This repo consists of the following items:
- A dataset called training_dataset.h5 located in the data folder
- A data dictionary with a description of the various features and acceptable values located in the reference folder
- A models folder where you will upload your pickled model for assessment
InstaFace (IF) is a cutting edge startup specializing in facial recognition. As a hot tech startup, IF is constantly on the lookout for identifying and hiring the best talent. Because they are the best at what they do, their applicant pool is massive and growing. In fact, the number of applicants has grown so large and so fast that Human Resources just can't keep up, so they need your help to create an automated way to identify the most promising candidates. In particular, they asked that you create a model that can take a number of predefined inputs and output a probability that a particular candidate will be hired. The good news is IF has hired scores of data scientists, so the dataset is relatively rich. One thing to note is that IF has automated some of their information collecting processes but also relies on human data entry for the remainder. The latter has been a source of error in the past.

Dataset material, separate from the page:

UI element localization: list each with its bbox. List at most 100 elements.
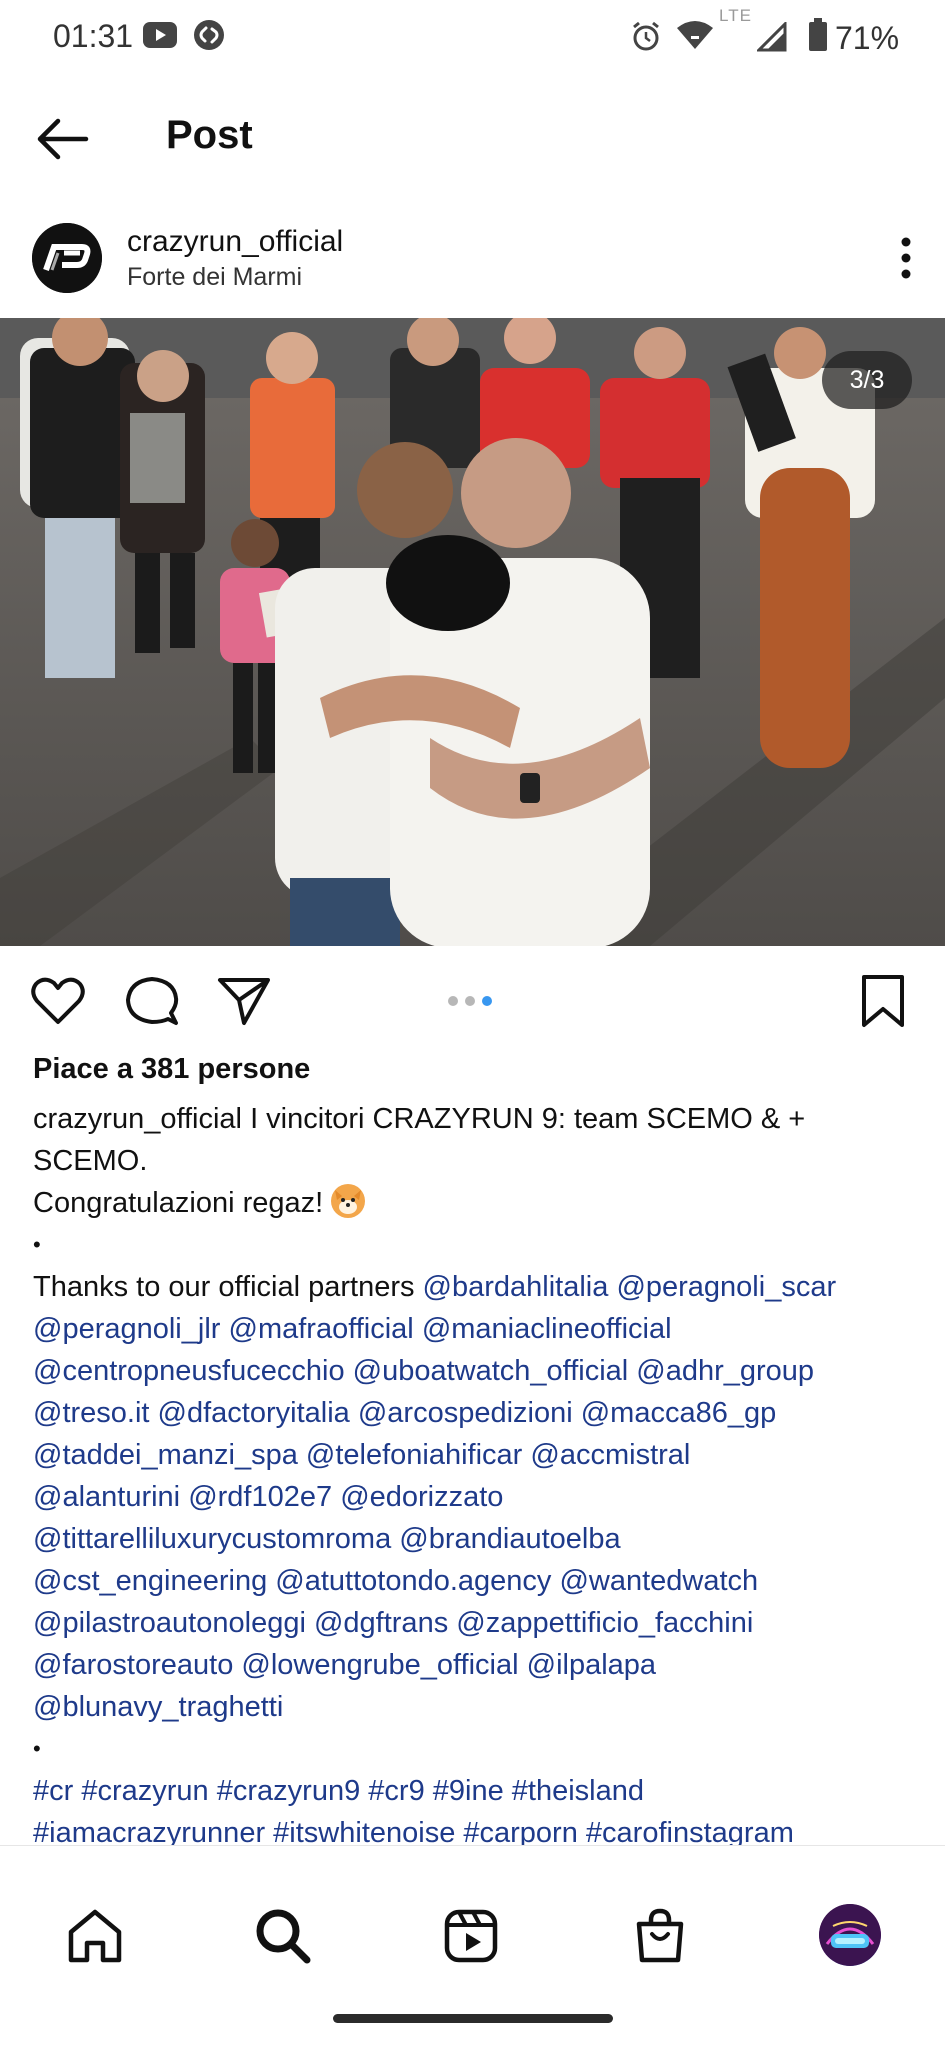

Your goal is to fork this repo, investigate the provided dataset, build a series of models, and upload a pickelized version of your best model for assessment. Specifically, your model will be assessed on a test set that has been withheld. You will be assessed on your log loss score. At the end you will receive both your log loss score and a description stating how well you did (e.g. needs improvement, satisfactory, proficient).
Python 3 is the wave of the future. All of your work must be completed in Python 3. If you code in Python 2 and submit your pickled model in Python 2, you're going to have a bad time.